Dezavantajlı kesimleri korumalıyız
TSF, aşırı sıcakların dezavantajlı toplum kesimlerini bilhassa vurduğuna dikkat çekiyor:
“En ağır koşullarda yapılan işler genelde en düşük ücretlerin ödendiği işlerdir. Risk altındakilerin sayısına dair ayrıntılı çalışmalar mevcut değilse de Avrupa’da yayınlanan türlü raporlardaki analizler bir noktada uyuşuyor: Özellikle açık havada ve fazla fiziksel efor gerektiren işlerde çalışan kişilerde dehidrasyon ve sıcak çarpması görülme sıklığı yüksek. ... Aşırı sıcak hava dalgalarının daha da sıklaşacağı ortadayken, mücadele etmemiz gereken başka bir eşitsizlik de bu.”

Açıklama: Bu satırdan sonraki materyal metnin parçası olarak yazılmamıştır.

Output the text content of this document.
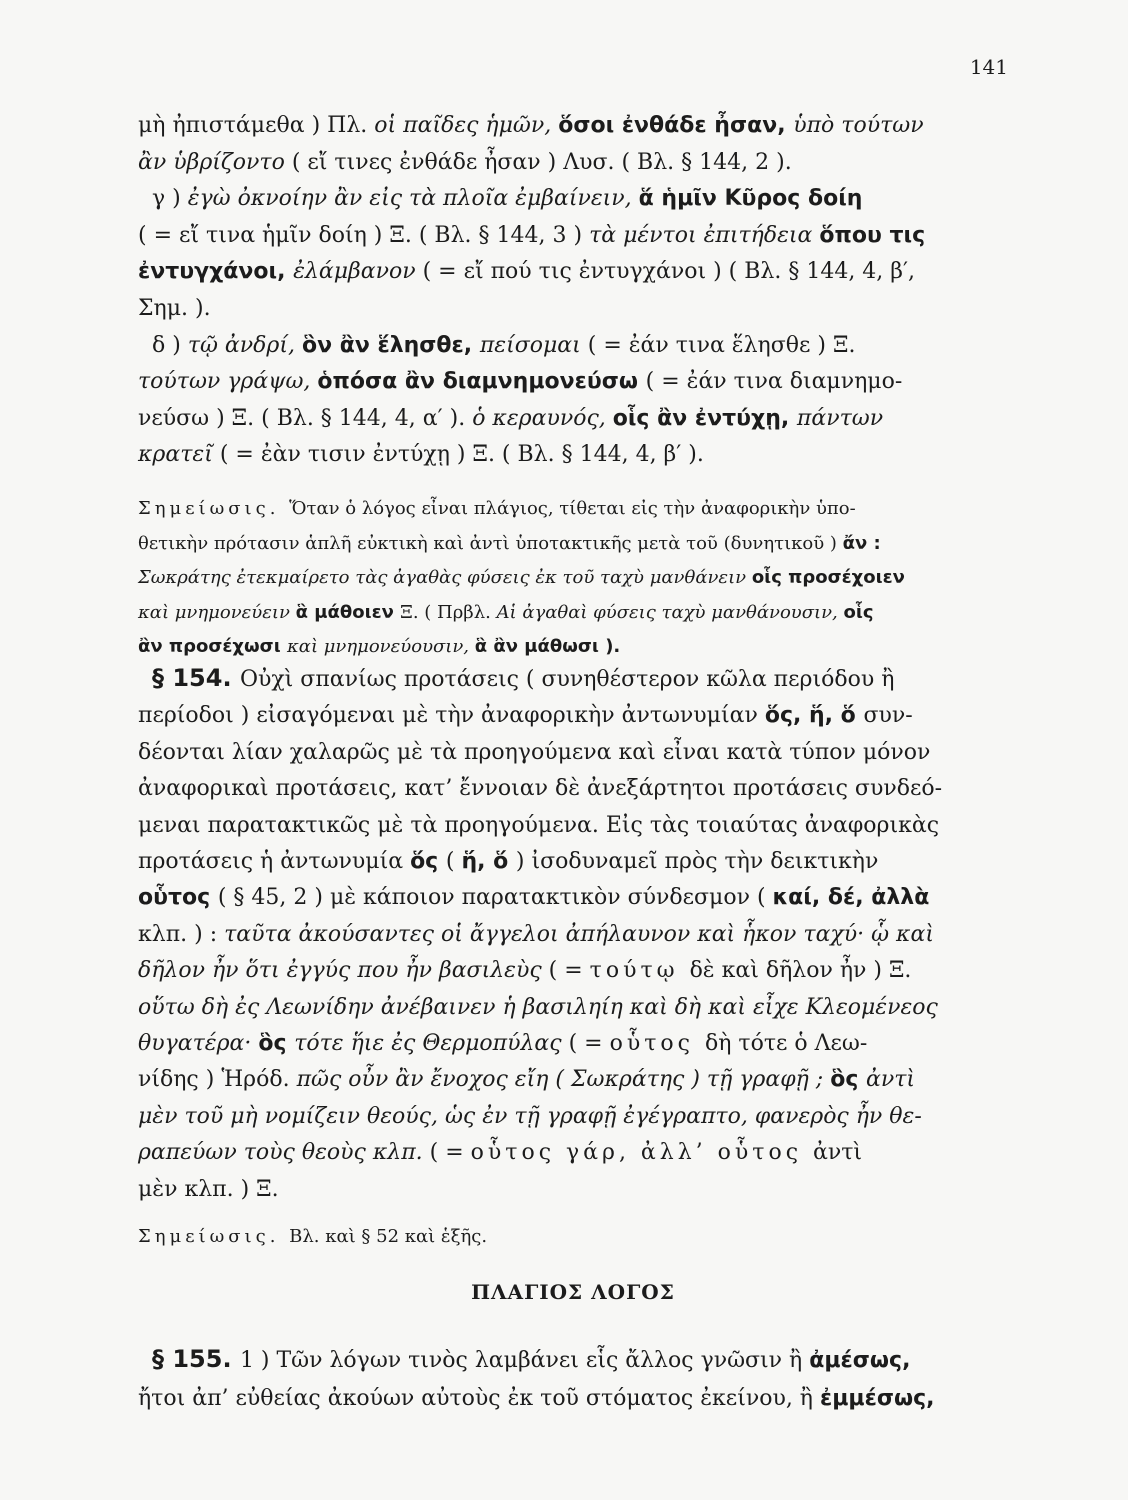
141
μὴ ἠπιστάμεθα ) Πλ. οἱ παῖδες ἡμῶν, ὅσοι ἐνθάδε ἦσαν, ὑπὸ τούτων
ἂν ὑβρίζοντο ( εἴ τινες ἐνθάδε ἦσαν ) Λυσ. ( Βλ. § 144, 2 ).
γ ) ἐγὼ ὀκνοίην ἂν εἰς τὰ πλοῖα ἐμβαίνειν, ἅ ἡμῖν Κῦρος δοίη
( = εἴ τινα ἡμῖν δοίη ) Ξ. ( Βλ. § 144, 3 ) τὰ μέντοι ἐπιτήδεια ὅπου τις
ἐντυγχάνοι, ἐλάμβανον ( = εἴ πού τις ἐντυγχάνοι ) ( Βλ. § 144, 4, β′,
Σημ. ).
δ ) τῷ ἀνδρί, ὃν ἂν ἕλησθε, πείσομαι ( = ἐάν τινα ἕλησθε ) Ξ.
τούτων γράψω, ὁπόσα ἂν διαμνημονεύσω ( = ἐάν τινα διαμνημο-
νεύσω ) Ξ. ( Βλ. § 144, 4, α′ ). ὁ κεραυνός, οἷς ἂν ἐντύχῃ, πάντων
κρατεῖ ( = ἐὰν τισιν ἐντύχῃ ) Ξ. ( Βλ. § 144, 4, β′ ).
Σημείωσις. Ὅταν ὁ λόγος εἶναι πλάγιος, τίθεται εἰς τὴν ἀναφορικὴν ὑπο-
θετικὴν πρότασιν ἁπλῆ εὐκτικὴ καὶ ἀντὶ ὑποτακτικῆς μετὰ τοῦ (δυνητικοῦ ) ἄν :
Σωκράτης ἐτεκμαίρετο τὰς ἀγαθὰς φύσεις ἐκ τοῦ ταχὺ μανθάνειν οἷς προσέχοιεν
καὶ μνημονεύειν ἃ μάθοιεν Ξ. ( Πρβλ. Αἱ ἀγαθαὶ φύσεις ταχὺ μανθάνουσιν, οἷς
ἂν προσέχωσι καὶ μνημονεύουσιν, ἃ ἂν μάθωσι ).
§ 154. Οὐχὶ σπανίως προτάσεις ( συνηθέστερον κῶλα περιόδου ἢ
περίοδοι ) εἰσαγόμεναι μὲ τὴν ἀναφορικὴν ἀντωνυμίαν ὅς, ἥ, ὅ συν-
δέονται λίαν χαλαρῶς μὲ τὰ προηγούμενα καὶ εἶναι κατὰ τύπον μόνον
ἀναφορικαὶ προτάσεις, κατ’ ἔννοιαν δὲ ἀνεξάρτητοι προτάσεις συνδεό-
μεναι παρατακτικῶς μὲ τὰ προηγούμενα. Εἰς τὰς τοιαύτας ἀναφορικὰς
προτάσεις ἡ ἀντωνυμία ὅς ( ἥ, ὅ ) ἰσοδυναμεῖ πρὸς τὴν δεικτικὴν
οὗτος ( § 45, 2 ) μὲ κάποιον παρατακτικὸν σύνδεσμον ( καί, δέ, ἀλλὰ
κλπ. ) : ταῦτα ἀκούσαντες οἱ ἄγγελοι ἀπήλαυνον καὶ ἧκον ταχύ· ᾧ καὶ
δῆλον ἦν ὅτι ἐγγύς που ἦν βασιλεὺς ( = τούτῳ δὲ καὶ δῆλον ἦν ) Ξ.
οὕτω δὴ ἐς Λεωνίδην ἀνέβαινεν ἡ βασιληίη καὶ δὴ καὶ εἶχε Κλεομένεος
θυγατέρα· ὃς τότε ἥιε ἐς Θερμοπύλας ( = οὗτος δὴ τότε ὁ Λεω-
νίδης ) Ἡρόδ. πῶς οὖν ἂν ἔνοχος εἴη ( Σωκράτης ) τῇ γραφῇ ; ὃς ἀντὶ
μὲν τοῦ μὴ νομίζειν θεούς, ὡς ἐν τῇ γραφῇ ἐγέγραπτο, φανερὸς ἦν θε-
ραπεύων τοὺς θεοὺς κλπ. ( = οὗτος γάρ, ἀλλ’ οὗτος ἀντὶ
μὲν κλπ. ) Ξ.
Σημείωσις. Βλ. καὶ § 52 καὶ ἑξῆς.
ΠΛΑΓΙΟΣ ΛΟΓΟΣ
§ 155. 1 ) Τῶν λόγων τινὸς λαμβάνει εἷς ἄλλος γνῶσιν ἢ ἀμέσως,
ἤτοι ἀπ’ εὐθείας ἀκούων αὐτοὺς ἐκ τοῦ στόματος ἐκείνου, ἢ ἐμμέσως,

Utanmaz bir korku tellallığı
The Daily Telegraph, sıcaklarla ilgili koparılan yaygaraya anlam veremiyor:
“Gelecekte, Sicilya'da her yaz sıcaklığın 45 santigrat derecenin üzerinde seyrettiği sıcak günlerin daha fazla yaşanacağını varsayalım. Böyle bir durumda, zaten sürekli rahatsız edici, hatta tehlikeli sıcaklar yaşayan bir toplumda, radikallerin iddia ettiği gibi 'gezegenin kavrulduğu' anlamına gelmeyecektir bu. En fazla, sıcak günlerde yeterince su içtiğimizden emin olmamız ve daha fazla klima satın almamız için bir neden olacaktır. Bu tür adaptasyonlara eskiden de ihtiyaç duyulurdu. Ekonomist Paul Krugman, 'hava durumunu politikleştirmenin' zamanının geldiğini öne sürüyor. ... Yalnız bu uzun zamandır böyle zaten. Her hava olayı, utanmadan iklim nötr hedefi için suistimal ediliyor.”

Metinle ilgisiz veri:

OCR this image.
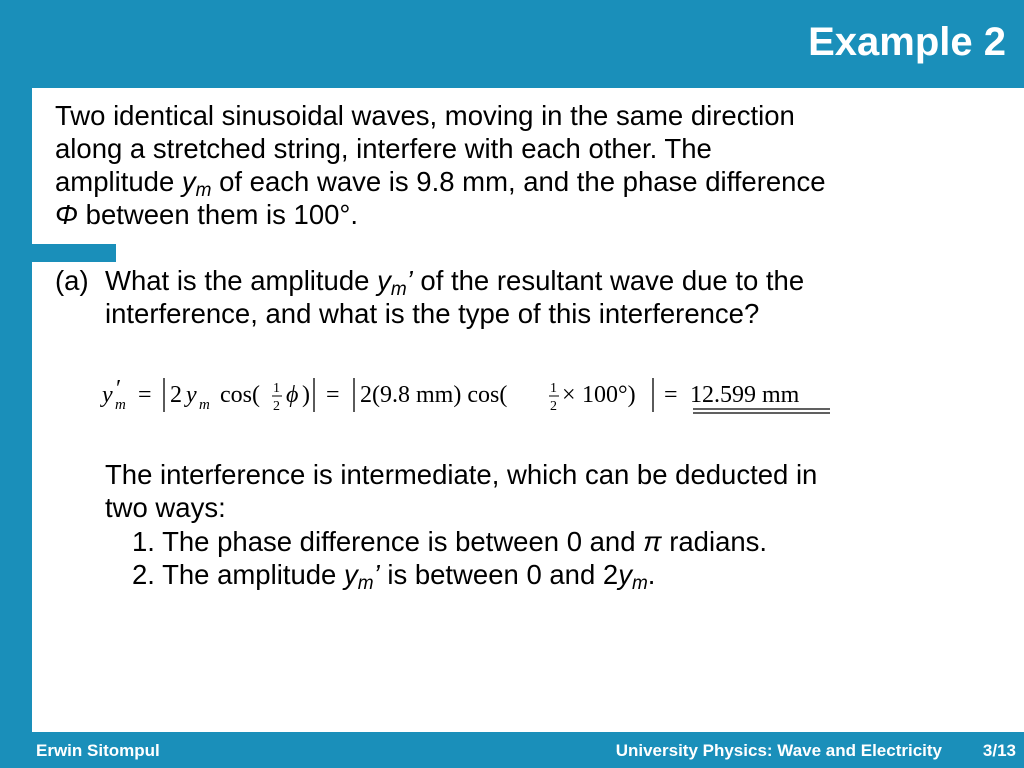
Example 2
Two identical sinusoidal waves, moving in the same direction
along a stretched string, interfere with each other. The
amplitude $y_m$ of each wave is 9.8 mm, and the phase difference
Φ between them is 100°.
(a) What is the amplitude $y_m$’ of the resultant wave due to the
interference, and what is the type of this interference?
y ′
m = 2 y m cos( 1
2 ϕ ) = 2(9.8 mm) cos(	1
2 × 100°) = 12.599 mm
The interference is intermediate, which can be deducted in
two ways:
1. The phase difference is between 0 and π radians.
2. The amplitude $y_m$’ is between 0 and $2y_m$.
Erwin Sitompul	University Physics: Wave and Electricity 3/13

Sahte bir gerçekliğe kaçış
To Vima, klima cihazlarının önemine değiniyor:
“Bugün sanki Kim Jong Un ya da Vladimir Putin düğmeye basmış gibi yaşıyoruz. Klimaların mekanik desteğiyle evlerimize çekiliyoruz. Bu da yaşadığımız trajediyi üstesinden gelinebilir kılıyor. İklim değişikliğiyle başa çıkmanın kolay ve hayli bireysel bir yolunu bulduk ve gezegene ne yaptığımız da umurumuzda değil. Biyoklimatik evler inşa etmek gibi bir derdimiz yok. Ne de olsa klima taktıracağız. Bu sayede kendimizi eve kapatıyor, ısıyı ayarlıyor ve hayatımızın rahatladığını zannediyoruz; ama aslında huzur içinde ölüyoruz.”